01 June 2018

Pentimento


“Old paint on a canvas, as it ages, sometimes becomes transparent. When that happens it is possible, in some pictures, to see the original lines: a tree will show through a woman's dress, a child makes way for a dog, a large boat is no longer on an open sea. That is called pentimento because the painter "repented," changed his mind. Perhaps it would be as well to say that the old conception, replaced by a later choice, is a way of seeing and then seeing again. That is all I mean about the people in this book. The paint has aged and I wanted to see what was there for me once, what is there for me now.” 
Lillian Hellman, Pentimento: A Book of Portraits (1973)

When I was college in the mid-1980s, I read Hellman's book. The haunting opening lines stayed with me ever since, as did the word itself – pentimento. In Italian, literally, repentance. In art, a visible trace of earlier painting beneath a layer or layers of paint on a canvas.

It came to mind again in the last few days as I was distracted and revisiting some defunct villages around Orenburg in the Ural region of Russia. They were founded by affluent German farmers from the Black Sea area, Bessarabia and the Odessa district specifically, between 1890 and 1895. All still had populations in 1926, but most are gone today.

The most difficult to find of the German colonies in Russia, defunct colonies were wiped from history in every way possible. Abandoned, resettled, destroyed, deported, razed...whatever happened to them or why, most often nothing remained.

Except...scars.

Humans have scratched and left scars on Earth since their beginning. They cleared areas, sectioned farmsteads, built towns, built roads, planted crops and trees, engineered irrigation, buried their dead. All of this activity left scars, even after the humans were gone to wherever they went to next. The scars remained, seen mostly clearly from above.

I will leave to another post the remarkable confluence of technologies and data that had to be invented and made public over the past 40 years to make this project possible, but I will briefly mention one component: satellite imagery.

In 1972, the U.S. launched the Landsat program to capture satellite imagery of Earth. The program is still running today with the latest satellite launched in 2013. Millions of images have been taken and archived and are all viewable through the U.S. Geological Survey Earth Explorer website.

A company called Keyhole, Inc. was stitching together satellite imagery from Landsat with funding from the CIA, and in 2001 launched Keyhole Earth.  Google acquired Keyhole in 2004, renaming it Google Earth and launched Google Maps the following year in 2005.  Two years later in 2007, Google My Map launched, creating a platform for anyone to create and share their own maps.

The maps that are a part of the Germans from Russia Settlement Locations project are Google My Maps.

The desktop version of Google Earth has historical imagery available built in, which I used this past week quite a bit to see versions of those scars on Earth where our ancestors once scratched in the Urals.

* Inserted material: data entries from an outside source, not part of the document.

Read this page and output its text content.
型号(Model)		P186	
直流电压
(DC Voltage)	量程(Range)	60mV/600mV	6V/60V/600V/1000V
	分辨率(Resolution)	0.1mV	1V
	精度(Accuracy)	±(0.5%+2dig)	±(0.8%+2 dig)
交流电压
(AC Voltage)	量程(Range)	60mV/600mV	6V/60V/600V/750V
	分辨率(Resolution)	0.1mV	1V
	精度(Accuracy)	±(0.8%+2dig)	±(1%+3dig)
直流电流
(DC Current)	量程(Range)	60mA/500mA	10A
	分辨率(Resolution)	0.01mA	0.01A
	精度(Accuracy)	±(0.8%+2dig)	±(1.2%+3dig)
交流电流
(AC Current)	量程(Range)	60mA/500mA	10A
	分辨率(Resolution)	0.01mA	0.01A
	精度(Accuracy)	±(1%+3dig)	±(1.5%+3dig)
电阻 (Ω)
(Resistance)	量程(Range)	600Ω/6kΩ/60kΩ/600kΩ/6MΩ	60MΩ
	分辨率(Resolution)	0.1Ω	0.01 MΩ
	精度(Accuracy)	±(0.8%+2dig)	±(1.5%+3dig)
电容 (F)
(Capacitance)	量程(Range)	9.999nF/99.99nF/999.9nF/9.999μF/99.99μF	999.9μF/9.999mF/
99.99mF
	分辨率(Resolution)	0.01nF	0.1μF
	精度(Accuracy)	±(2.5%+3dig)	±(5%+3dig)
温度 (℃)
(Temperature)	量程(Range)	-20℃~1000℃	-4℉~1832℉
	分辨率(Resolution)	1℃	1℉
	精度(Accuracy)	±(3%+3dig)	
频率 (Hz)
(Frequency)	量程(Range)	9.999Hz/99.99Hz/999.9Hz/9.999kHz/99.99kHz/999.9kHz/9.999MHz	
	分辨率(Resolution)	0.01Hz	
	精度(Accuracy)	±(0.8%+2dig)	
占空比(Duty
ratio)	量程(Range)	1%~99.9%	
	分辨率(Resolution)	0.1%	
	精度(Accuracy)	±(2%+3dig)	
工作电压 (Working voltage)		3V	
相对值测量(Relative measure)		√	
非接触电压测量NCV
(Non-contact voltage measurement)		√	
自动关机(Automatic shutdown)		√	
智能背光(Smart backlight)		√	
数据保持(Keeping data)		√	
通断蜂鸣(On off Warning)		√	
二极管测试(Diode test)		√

The images below are of the former colony of Sivushka, also known as Birkle, Donner and Hahn (the last three may be surnames of those who lived there), south of Orenburg. Protestant, part of the Orenburg parish. The measurements dropped a pin on a rather barren space.  Looking much closer and back in time, the old paint started to show through.

Image taken 28 June 2010

"Old paint on a canvas, as it ages, sometimes becomes transparent. When that happens it is possible, in some pictures, to see the original lines: a tree will show through a woman's dress, a child makes way for a dog, a large boat is no longer on an open sea..."


Image taken 20 July 2004

"That is called pentimento because the painter "repented," changed his mind. Perhaps it would be as well to say that the old conception, replaced by a later choice, is a way of seeing and then seeing again...."


Image taken 8 October 2002

"The paint has aged and I wanted to see what was there for me once, what is there for me now.”